Overweight Kids: Are Corporations to Blame?

From the Show: HER
Summary: Childhood obesity and resulting health conditions are rampant. Why aren't corporations held accountable for contributing to the widespread epidemic?
Air Date: 11/28/13
Duration: 10
Host: Michelle King Robson and Dr. Pamela Peeke, MD
Guest Bio: Francine R. Kaufman, MD
Francine KaufmanFrancine Ratner Kaufman, M.D., was director of the Comprehensive Childhood Diabetes Center, and head of the Center for Endocrinology, Diabetes and Metabolism at Childrens Hospital Los Angeles until 2009 when she stepped down to become Chief Medical Officer and VP of Global Clinical, Medical and Health affairs at Medtronic Diabetes (Northridge, CA). Dr. Kaufman is Distinguished Professor Emerita of Pediatrics and Communications at the Keck School of Medicine and the Annenberg School of Communications of the University of Southern California, and an attending physician at Childrens Hospital Los Angeles.

Dr. Kaufman has published more than 220 peer-reviewed and invited publications. She is the author of more than 40 books or book chapters. In 2012, she authored the Insulin Pump and Glucose Sensor Book for the ADA and edited the 6th edition of the ADA’s Medical Management of Type-1 Diabetes. In 2005 her book, Diabesity, was published by Bantam. Dr. Kaufman was chair of the National Institutes of Health funded Studies to Treat (the TODAY Trial) and Prevent (the HEALTHY Trial) Type-2 Diabetes in Youth (STOPP-T2). She was a principal investigator of TrialNet, a multinational consortium evaluating ways to prevent type-1 diabetes, funded by the NIH. She was instrumental in banning sodas from Los Angeles Unified School District in 2003.
Overweight Kids: Are Corporations to Blame?
Have you heard of the advertising slogan for the popular chip, Pringles? "Once you pop, you can't stop!" has an intended meaning that once you pop off the lid, you can't stop eating. These types of advertisements are very persuasive.

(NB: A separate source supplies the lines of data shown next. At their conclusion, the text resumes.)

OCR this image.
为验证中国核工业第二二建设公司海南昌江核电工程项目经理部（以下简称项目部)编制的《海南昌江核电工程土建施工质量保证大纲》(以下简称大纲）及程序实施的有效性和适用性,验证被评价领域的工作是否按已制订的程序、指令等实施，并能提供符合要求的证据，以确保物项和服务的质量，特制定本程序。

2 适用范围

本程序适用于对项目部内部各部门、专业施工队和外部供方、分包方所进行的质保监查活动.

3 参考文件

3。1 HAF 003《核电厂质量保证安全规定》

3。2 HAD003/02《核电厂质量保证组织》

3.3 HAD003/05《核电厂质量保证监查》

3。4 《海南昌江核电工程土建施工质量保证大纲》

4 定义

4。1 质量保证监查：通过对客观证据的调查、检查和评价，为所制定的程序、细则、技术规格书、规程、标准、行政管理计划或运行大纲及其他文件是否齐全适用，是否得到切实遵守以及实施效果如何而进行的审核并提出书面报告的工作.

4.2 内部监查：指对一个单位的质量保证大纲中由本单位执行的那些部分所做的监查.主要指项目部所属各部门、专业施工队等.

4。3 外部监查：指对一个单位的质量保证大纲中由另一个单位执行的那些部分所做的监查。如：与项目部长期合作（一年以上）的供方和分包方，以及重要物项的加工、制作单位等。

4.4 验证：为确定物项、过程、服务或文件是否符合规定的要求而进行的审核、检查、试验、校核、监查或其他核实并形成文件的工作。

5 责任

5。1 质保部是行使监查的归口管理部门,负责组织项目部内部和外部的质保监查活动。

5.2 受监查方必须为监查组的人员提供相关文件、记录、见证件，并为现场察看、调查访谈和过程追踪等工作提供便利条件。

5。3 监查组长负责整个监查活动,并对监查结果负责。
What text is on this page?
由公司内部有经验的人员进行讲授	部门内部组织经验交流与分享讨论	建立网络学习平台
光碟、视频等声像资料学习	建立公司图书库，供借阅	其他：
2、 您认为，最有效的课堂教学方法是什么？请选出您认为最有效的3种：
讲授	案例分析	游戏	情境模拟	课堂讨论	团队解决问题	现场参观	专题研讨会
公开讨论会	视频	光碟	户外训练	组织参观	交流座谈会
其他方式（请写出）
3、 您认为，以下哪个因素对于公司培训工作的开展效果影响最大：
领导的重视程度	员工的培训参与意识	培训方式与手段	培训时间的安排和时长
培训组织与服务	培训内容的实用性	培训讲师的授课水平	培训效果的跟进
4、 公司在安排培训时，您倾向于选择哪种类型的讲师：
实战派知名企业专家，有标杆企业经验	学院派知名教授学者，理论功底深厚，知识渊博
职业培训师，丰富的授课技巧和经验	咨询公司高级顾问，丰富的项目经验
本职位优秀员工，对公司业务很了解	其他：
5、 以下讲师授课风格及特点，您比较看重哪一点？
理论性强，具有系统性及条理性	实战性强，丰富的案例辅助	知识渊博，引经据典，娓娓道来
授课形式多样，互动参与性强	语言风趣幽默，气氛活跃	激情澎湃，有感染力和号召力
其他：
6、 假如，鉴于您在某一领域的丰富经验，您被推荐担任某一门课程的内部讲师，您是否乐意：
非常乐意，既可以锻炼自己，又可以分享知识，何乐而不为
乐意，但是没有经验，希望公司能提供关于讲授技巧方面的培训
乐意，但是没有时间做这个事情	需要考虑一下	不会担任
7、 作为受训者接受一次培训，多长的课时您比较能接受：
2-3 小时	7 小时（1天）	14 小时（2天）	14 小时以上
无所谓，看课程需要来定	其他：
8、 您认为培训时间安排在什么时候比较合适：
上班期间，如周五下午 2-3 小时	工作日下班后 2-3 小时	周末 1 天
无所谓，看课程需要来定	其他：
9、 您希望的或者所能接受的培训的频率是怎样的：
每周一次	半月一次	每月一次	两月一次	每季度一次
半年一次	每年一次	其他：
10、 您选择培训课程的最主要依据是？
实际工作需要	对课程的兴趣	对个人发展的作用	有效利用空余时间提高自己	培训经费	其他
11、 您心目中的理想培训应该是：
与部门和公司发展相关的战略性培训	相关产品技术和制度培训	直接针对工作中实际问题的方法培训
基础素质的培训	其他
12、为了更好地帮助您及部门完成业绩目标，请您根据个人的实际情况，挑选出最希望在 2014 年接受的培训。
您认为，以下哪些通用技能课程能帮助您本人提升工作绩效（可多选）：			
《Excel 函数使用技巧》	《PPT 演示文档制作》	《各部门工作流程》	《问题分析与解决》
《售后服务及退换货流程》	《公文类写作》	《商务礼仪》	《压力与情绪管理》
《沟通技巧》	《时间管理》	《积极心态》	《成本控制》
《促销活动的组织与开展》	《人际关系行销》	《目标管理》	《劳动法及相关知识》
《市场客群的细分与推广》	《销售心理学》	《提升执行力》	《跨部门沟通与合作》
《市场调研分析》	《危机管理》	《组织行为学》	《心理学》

When is the last time you saw an advertisement for fruits and vegetables?

Soda, chips, hot dogs, french fries and pizza are some of the main lunch items that are served in school cafeterias. Sodas are the leading source of added sugar in children's diets.

Endocrinologist, professor, and author, Dr. Francine R. Kaufman, MD, points out that the National School Lunch Program, which was established in the 1950's to provide nutritious meals at a low subsidized price, has been augmented over time and in many cases supplanted by what are termed "competitive foods."

"Competitive foods" compete with USDA meals and are sold at the snack line in the cafeteria and in vending machines in schools.

Who has allowed our schools to be infiltrated by giant corporations?

The food industry should be held accountable to promote healthier choices rather than contributing to a widespread epidemic.

Happily, as Dr. Kaufman points out, some enlightened school districts have begun to fight back. She also shares the things you can do as a parent and as a part of society to prevent and reverse these unhealthy trends.